Reazioni in chiaroscuro vengono anche da alcuni governatori. Marco Marsilio, presidente dell'Abruzzo ed esponente di Fratelli d'Italia ricorda che la legge «deve contenere un'equilibrata divisione di risorse e poteri» e si affida «alla capacità di sintesi di Meloni e del governo nel suo complesso» pur esprimendo fiducia nel ministro Calderoli.
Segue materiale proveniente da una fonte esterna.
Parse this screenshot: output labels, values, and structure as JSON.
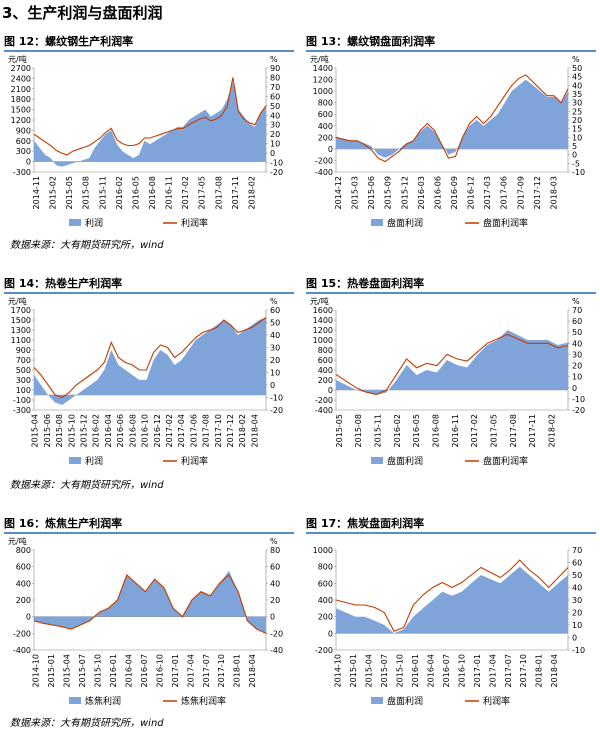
{
  "section_title": "3、生产利润与盘面利润",
  "sources": [
    "数据来源：大有期货研究所，wind",
    "数据来源：大有期货研究所，wind",
    "数据来源：大有期货研究所，wind"
  ],
  "colors": {
    "area": "#7fa4d9",
    "line": "#c23b00",
    "rule": "#5b8cc8"
  },
  "chart_data": [
    {
      "figure": "图 12：螺纹钢生产利润率",
      "type": "area+line",
      "left_unit": "元/吨",
      "right_unit": "%",
      "left_ylim": [
        -300,
        2700
      ],
      "left_ticks": [
        "2700",
        "2400",
        "2100",
        "1800",
        "1500",
        "1200",
        "900",
        "600",
        "300",
        "0",
        "-300"
      ],
      "right_ylim": [
        -20,
        90
      ],
      "right_ticks": [
        "90",
        "80",
        "70",
        "60",
        "50",
        "40",
        "30",
        "20",
        "10",
        "0",
        "-10",
        "-20"
      ],
      "x_labels": [
        "2014-11",
        "2015-02",
        "2015-05",
        "2015-08",
        "2015-11",
        "2016-02",
        "2016-05",
        "2016-08",
        "2016-11",
        "2017-02",
        "2017-05",
        "2017-08",
        "2017-11",
        "2018-02"
      ],
      "series": [
        {
          "name": "利润",
          "kind": "area",
          "axis": "left",
          "values": [
            600,
            400,
            200,
            100,
            -100,
            -150,
            -100,
            -50,
            0,
            50,
            100,
            400,
            600,
            800,
            900,
            500,
            300,
            200,
            100,
            200,
            600,
            500,
            600,
            700,
            800,
            900,
            1000,
            1000,
            1200,
            1300,
            1400,
            1500,
            1300,
            1400,
            1500,
            1800,
            2300,
            1500,
            1300,
            1100,
            1000,
            1400,
            1600
          ]
        },
        {
          "name": "利润率",
          "kind": "line",
          "axis": "right",
          "values": [
            20,
            16,
            12,
            8,
            3,
            0,
            -2,
            2,
            4,
            6,
            8,
            12,
            16,
            22,
            26,
            14,
            10,
            8,
            8,
            10,
            16,
            16,
            18,
            20,
            22,
            24,
            26,
            26,
            30,
            33,
            36,
            38,
            34,
            36,
            40,
            50,
            80,
            44,
            36,
            32,
            30,
            42,
            50
          ]
        }
      ]
    },
    {
      "figure": "图 13：螺纹钢盘面利润率",
      "type": "area+line",
      "left_unit": "元/吨",
      "right_unit": "%",
      "left_ylim": [
        -400,
        1400
      ],
      "left_ticks": [
        "1400",
        "1200",
        "1000",
        "800",
        "600",
        "400",
        "200",
        "0",
        "-200",
        "-400"
      ],
      "right_ylim": [
        -10,
        50
      ],
      "right_ticks": [
        "50",
        "45",
        "40",
        "35",
        "30",
        "25",
        "20",
        "15",
        "10",
        "5",
        "0",
        "-5",
        "-10"
      ],
      "x_labels": [
        "2014-12",
        "2015-03",
        "2015-06",
        "2015-09",
        "2015-12",
        "2016-03",
        "2016-06",
        "2016-09",
        "2016-12",
        "2017-03",
        "2017-06",
        "2017-09",
        "2017-12",
        "2018-03"
      ],
      "series": [
        {
          "name": "盘面利润",
          "kind": "area",
          "axis": "left",
          "values": [
            200,
            180,
            150,
            150,
            100,
            50,
            -100,
            -150,
            -100,
            0,
            100,
            150,
            300,
            400,
            300,
            100,
            -100,
            -50,
            200,
            400,
            500,
            400,
            500,
            600,
            800,
            1000,
            1100,
            1200,
            1100,
            1000,
            900,
            900,
            800,
            1000
          ]
        },
        {
          "name": "盘面利润率",
          "kind": "line",
          "axis": "right",
          "values": [
            10,
            9,
            8,
            8,
            6,
            3,
            -2,
            -4,
            -1,
            2,
            6,
            8,
            14,
            18,
            14,
            6,
            -2,
            -1,
            10,
            18,
            22,
            18,
            22,
            28,
            34,
            40,
            44,
            46,
            42,
            38,
            34,
            34,
            30,
            38
          ]
        }
      ]
    },
    {
      "figure": "图 14：热卷生产利润率",
      "type": "area+line",
      "left_unit": "元/吨",
      "right_unit": "%",
      "left_ylim": [
        -300,
        1700
      ],
      "left_ticks": [
        "1700",
        "1500",
        "1300",
        "1100",
        "900",
        "700",
        "500",
        "300",
        "100",
        "-100",
        "-300"
      ],
      "right_ylim": [
        -20,
        60
      ],
      "right_ticks": [
        "60",
        "50",
        "40",
        "30",
        "20",
        "10",
        "0",
        "-10",
        "-20"
      ],
      "x_labels": [
        "2015-04",
        "2015-06",
        "2015-08",
        "2015-10",
        "2015-12",
        "2016-02",
        "2016-04",
        "2016-06",
        "2016-08",
        "2016-10",
        "2016-12",
        "2017-02",
        "2017-04",
        "2017-06",
        "2017-08",
        "2017-10",
        "2017-12",
        "2018-02",
        "2018-04"
      ],
      "series": [
        {
          "name": "利润",
          "kind": "area",
          "axis": "left",
          "values": [
            400,
            200,
            0,
            -150,
            -200,
            -100,
            0,
            100,
            200,
            300,
            500,
            900,
            600,
            500,
            400,
            300,
            300,
            700,
            900,
            800,
            600,
            700,
            900,
            1100,
            1200,
            1300,
            1400,
            1500,
            1400,
            1200,
            1300,
            1400,
            1500,
            1550
          ]
        },
        {
          "name": "利润率",
          "kind": "line",
          "axis": "right",
          "values": [
            14,
            8,
            0,
            -8,
            -10,
            -6,
            0,
            4,
            8,
            12,
            18,
            34,
            22,
            18,
            16,
            12,
            12,
            26,
            32,
            30,
            22,
            26,
            32,
            38,
            42,
            44,
            46,
            52,
            48,
            42,
            44,
            46,
            50,
            54
          ]
        }
      ]
    },
    {
      "figure": "图 15：热卷盘面利润率",
      "type": "area+line",
      "left_unit": "元/吨",
      "right_unit": "%",
      "left_ylim": [
        -400,
        1600
      ],
      "left_ticks": [
        "1600",
        "1400",
        "1200",
        "1000",
        "800",
        "600",
        "400",
        "200",
        "0",
        "-200",
        "-400"
      ],
      "right_ylim": [
        -20,
        70
      ],
      "right_ticks": [
        "70",
        "60",
        "50",
        "40",
        "30",
        "20",
        "10",
        "0",
        "-10",
        "-20"
      ],
      "x_labels": [
        "2015-05",
        "2015-08",
        "2015-11",
        "2016-02",
        "2016-05",
        "2016-08",
        "2016-11",
        "2017-02",
        "2017-05",
        "2017-08",
        "2017-11",
        "2018-02"
      ],
      "series": [
        {
          "name": "盘面利润",
          "kind": "area",
          "axis": "left",
          "values": [
            200,
            100,
            0,
            -50,
            -100,
            -50,
            200,
            500,
            300,
            400,
            350,
            600,
            500,
            450,
            700,
            900,
            1000,
            1200,
            1100,
            1000,
            1000,
            1000,
            900,
            950
          ]
        },
        {
          "name": "盘面利润率",
          "kind": "line",
          "axis": "right",
          "values": [
            12,
            6,
            0,
            -4,
            -6,
            -2,
            12,
            26,
            18,
            22,
            20,
            30,
            26,
            24,
            32,
            40,
            44,
            48,
            44,
            40,
            40,
            40,
            36,
            38
          ]
        }
      ]
    },
    {
      "figure": "图 16：炼焦生产利润率",
      "type": "area+line",
      "left_unit": "元/吨",
      "right_unit": "%",
      "left_ylim": [
        -400,
        800
      ],
      "left_ticks": [
        "800",
        "600",
        "400",
        "200",
        "0",
        "-200",
        "-400"
      ],
      "right_ylim": [
        -40,
        80
      ],
      "right_ticks": [
        "80",
        "60",
        "40",
        "20",
        "0",
        "-20",
        "-40"
      ],
      "x_labels": [
        "2014-10",
        "2015-01",
        "2015-04",
        "2015-07",
        "2015-10",
        "2016-01",
        "2016-04",
        "2016-07",
        "2016-10",
        "2017-01",
        "2017-04",
        "2017-07",
        "2017-10",
        "2018-01",
        "2018-04"
      ],
      "series": [
        {
          "name": "炼焦利润",
          "kind": "area",
          "axis": "left",
          "values": [
            -50,
            -80,
            -100,
            -120,
            -150,
            -100,
            -50,
            50,
            100,
            200,
            500,
            400,
            300,
            450,
            350,
            100,
            0,
            200,
            300,
            250,
            400,
            550,
            300,
            -50,
            -150,
            -200
          ]
        },
        {
          "name": "炼焦利润率",
          "kind": "line",
          "axis": "right",
          "values": [
            -5,
            -8,
            -10,
            -12,
            -15,
            -10,
            -5,
            5,
            10,
            20,
            50,
            40,
            30,
            45,
            35,
            10,
            0,
            20,
            30,
            25,
            40,
            50,
            30,
            -5,
            -15,
            -20
          ]
        }
      ]
    },
    {
      "figure": "图 17：焦炭盘面利润率",
      "type": "area+line",
      "left_unit": "",
      "right_unit": "",
      "left_ylim": [
        -200,
        1000
      ],
      "left_ticks": [
        "1000",
        "800",
        "600",
        "400",
        "200",
        "0",
        "-200"
      ],
      "right_ylim": [
        -10,
        70
      ],
      "right_ticks": [
        "70",
        "60",
        "50",
        "40",
        "30",
        "20",
        "10",
        "0",
        "-10"
      ],
      "x_labels": [
        "2014-10",
        "2015-01",
        "2015-04",
        "2015-07",
        "2015-10",
        "2016-01",
        "2016-04",
        "2016-07",
        "2016-10",
        "2017-01",
        "2017-04",
        "2017-07",
        "2017-10",
        "2018-01",
        "2018-04"
      ],
      "series": [
        {
          "name": "盘面利润",
          "kind": "area",
          "axis": "left",
          "values": [
            300,
            250,
            200,
            200,
            150,
            100,
            0,
            50,
            200,
            300,
            400,
            500,
            450,
            500,
            600,
            700,
            650,
            600,
            700,
            800,
            700,
            600,
            500,
            600,
            700
          ]
        },
        {
          "name": "利润率",
          "kind": "line",
          "axis": "right",
          "values": [
            30,
            28,
            26,
            26,
            24,
            20,
            5,
            8,
            26,
            34,
            40,
            44,
            40,
            44,
            50,
            56,
            52,
            48,
            54,
            62,
            54,
            48,
            40,
            48,
            56
          ]
        }
      ]
    }
  ]
}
Il governatore della Calabria Roberto Occhiuto vede «un positivo passo in avanti» nel testo andato in pre-consiglio, ma il fratello Mario Occhiuto, senatore di Forza Italia, parla di «questioni essenziali irrisolte e programma che rischia di dividere l'Italia». E anche a sentire chi tra i ministri di FdI e FI ha seguito da vicino il dossier, plaudendo almeno in parte alla disponibilità di Calderoli a rivedere il testo, la freddezza regna sovrana. «Lo spartiacque sono le elezioni» spiega una fonte di rilievo ai vertici dell'esecutivo, «se vanno come devono il potere contrattuale della Lega sarà diverso e l'iter per l'approvazione della riforma è ancora lungo». Tant'è che in Transatlantico, mentre l'Aula impazzisce nelle discussioni sul 41 bis, i deputati di entrambi i partiti non lesinano annunci battaglieri, a patto che per ora si giochi a carte coperte. «Per fare i Lep ci vorranno mesi» spiega ad esempio un deputato azzurro, «in politica sono un'eternità..». E ancora: «Le intese vanno discusse in Stato-Regioni e in conferenza unificata, lì la Lega non è che sia proprio la maggioranza». Ormai rassegnati all'approdo del testo in cdm in pratica, tanto FdI quanto FI garantiscono: «Vigileremo». L'ultima parola del resto, bozza alla mano, spetta al cdm. E Meloni, ragiona chi è vicino al premier, «anche ieri ha ripetuto più volte che il Paese non sarà diviso. Così sarà».